Clapton's "dream movie" stars Johnson as the pure, commercially untainted bluesman, an ambassador of authentic Southern blackness. In the CD's liner notes Clapton praises Johnson for not being "dressed up for a shop window somewhere," and in the new issue of Tracks he talks of preferring Johnson to Big Bill Broonzy because Broonzy played to white audiences. It's an odd revelation from someone who in the '60s used Johnson to help solidify the blues as a white market, Johnson's authentic blackness the very thing that would end up making him popular with the same white audiences as Broonzy.

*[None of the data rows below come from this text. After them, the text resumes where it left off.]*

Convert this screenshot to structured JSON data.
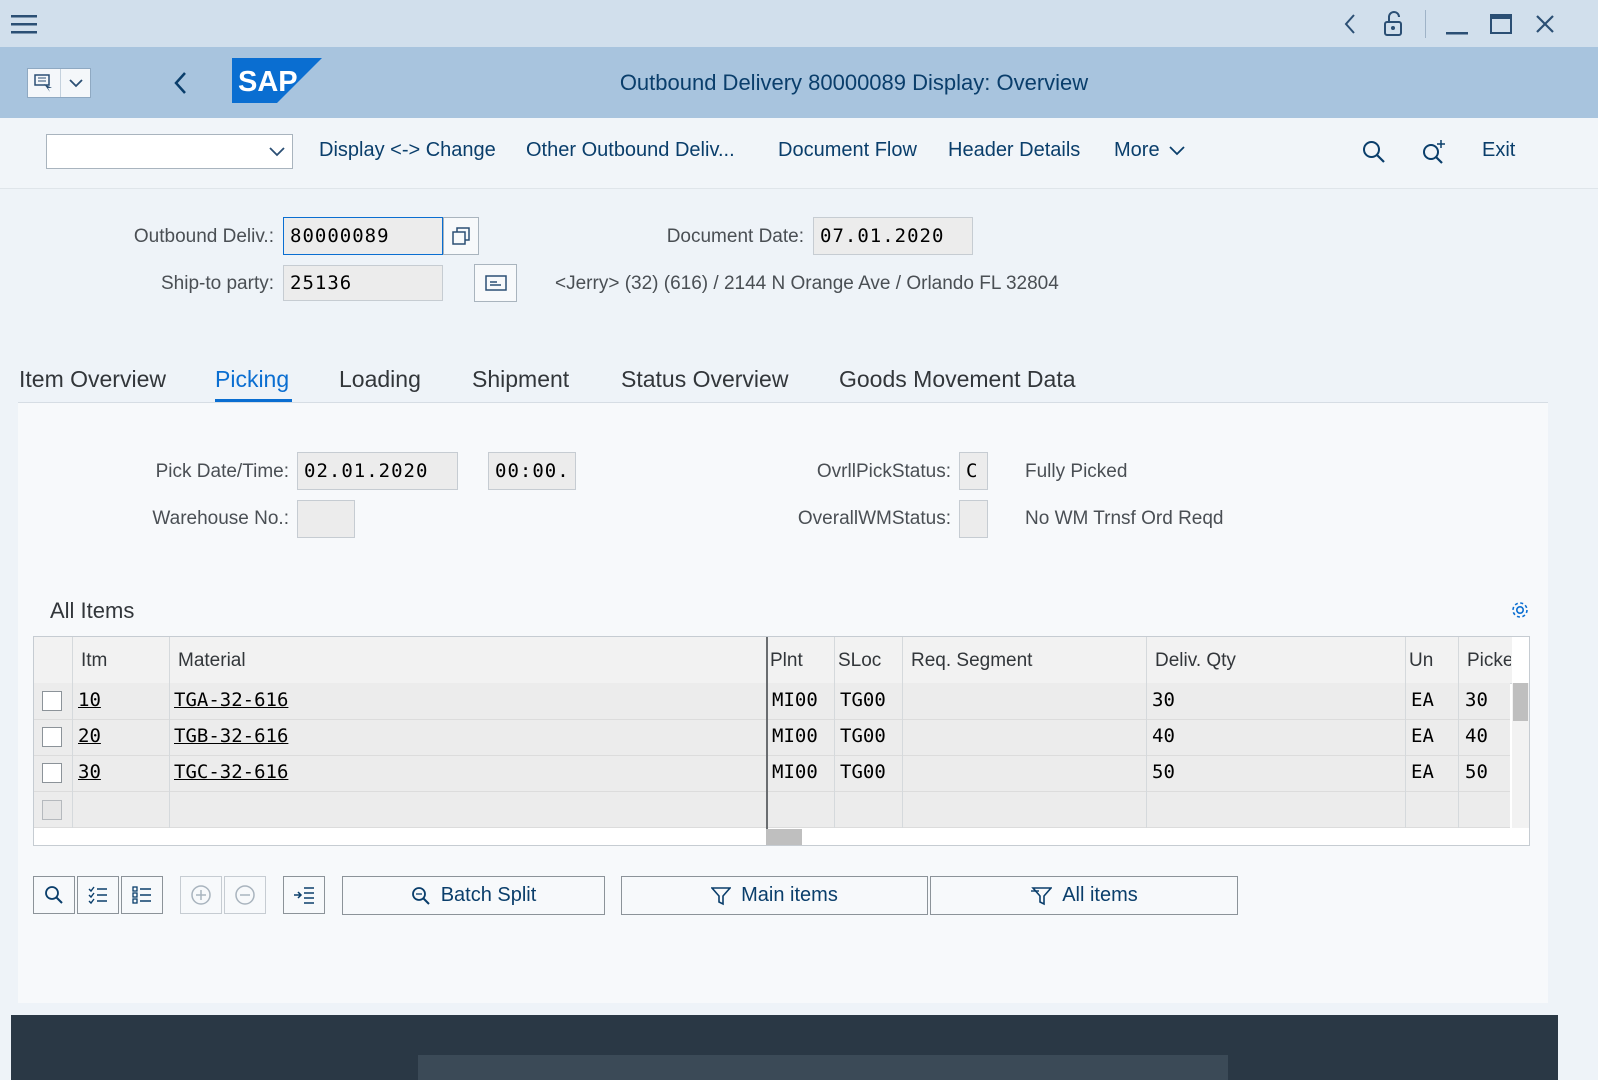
{
  "window": {
    "menu_icon": "hamburger-icon",
    "controls": [
      "back-arrow-icon",
      "unlock-icon",
      "minimize-icon",
      "maximize-icon",
      "close-icon"
    ]
  },
  "header": {
    "logo_text": "SAP",
    "title": "Outbound Delivery 80000089 Display: Overview",
    "accent": "#0a6ed1",
    "bar_color": "#a8c4de"
  },
  "toolbar": {
    "dropdown_value": "",
    "buttons": [
      "Display <-> Change",
      "Other Outbound Deliv...",
      "Document Flow",
      "Header Details",
      "More"
    ],
    "exit": "Exit"
  },
  "header_fields": {
    "outbound_deliv_label": "Outbound Deliv.:",
    "outbound_deliv_value": "80000089",
    "document_date_label": "Document Date:",
    "document_date_value": "07.01.2020",
    "ship_to_label": "Ship-to party:",
    "ship_to_value": "25136",
    "ship_to_address": "<Jerry> (32) (616) / 2144 N Orange Ave / Orlando FL 32804"
  },
  "tabs": [
    "Item Overview",
    "Picking",
    "Loading",
    "Shipment",
    "Status Overview",
    "Goods Movement Data"
  ],
  "active_tab": "Picking",
  "picking": {
    "pick_date_label": "Pick Date/Time:",
    "pick_date_value": "02.01.2020",
    "pick_time_value": "00:00.",
    "warehouse_label": "Warehouse No.:",
    "warehouse_value": "",
    "ovrl_pick_status_label": "OvrllPickStatus:",
    "ovrl_pick_status_value": "C",
    "ovrl_pick_status_text": "Fully Picked",
    "overall_wm_status_label": "OverallWMStatus:",
    "overall_wm_status_value": "",
    "overall_wm_status_text": "No WM Trnsf Ord Reqd"
  },
  "table": {
    "title": "All Items",
    "columns": [
      "Itm",
      "Material",
      "Plnt",
      "SLoc",
      "Req. Segment",
      "Deliv. Qty",
      "Un",
      "Picke"
    ],
    "rows": [
      {
        "itm": "10",
        "material": "TGA-32-616",
        "plnt": "MI00",
        "sloc": "TG00",
        "req_segment": "",
        "deliv_qty": "30",
        "un": "EA",
        "picked": "30"
      },
      {
        "itm": "20",
        "material": "TGB-32-616",
        "plnt": "MI00",
        "sloc": "TG00",
        "req_segment": "",
        "deliv_qty": "40",
        "un": "EA",
        "picked": "40"
      },
      {
        "itm": "30",
        "material": "TGC-32-616",
        "plnt": "MI00",
        "sloc": "TG00",
        "req_segment": "",
        "deliv_qty": "50",
        "un": "EA",
        "picked": "50"
      }
    ]
  },
  "bottom_buttons": {
    "batch_split": "Batch Split",
    "main_items": "Main items",
    "all_items": "All items"
  }
}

This is a big part of Wald's point in Escaping the Delta, that the Robert Johnson we know best today isn't "real" at all but a mythical figure packaged and imagined at the hands of white romance. Indeed, Johnson is the unwitting poster boy for how the blues the music and worldview born of the failures of freedom in the Jim Crow South became "the blues," a white mythology of folksy blackness that's perfect for heartfelt voice-overs and PBS pledge drives.
We should be thankful then that Me and Mr. Johnson isn't Clapton's jungle cruise into the Delta past or, for that matter, his Buena Vista Social Club homage to a dying world. The songs aren't Johnson imitations. There's no tinny hiss, no bids for sonic nostalgia. This is Clapton at his slick VH1 best, a skilled mass-market blues translator whose technical competence trumps, as it always has, any unstudied connection to feeling.
The real Johnson never appears here (not a single photographic reprint or audio
sample), but the real Clapton does. In a loose promo card included in
the CD packaging, a photo of Clapton as Johnson is printed below an
ad for his Web site. On the back, there are instructions on how to get
a discount on Clapton T-shirts and key chains. The true story of Me
and Mr. Johnson, then, is the true story of pop music: how black
commodities sell white ones, how myths become money.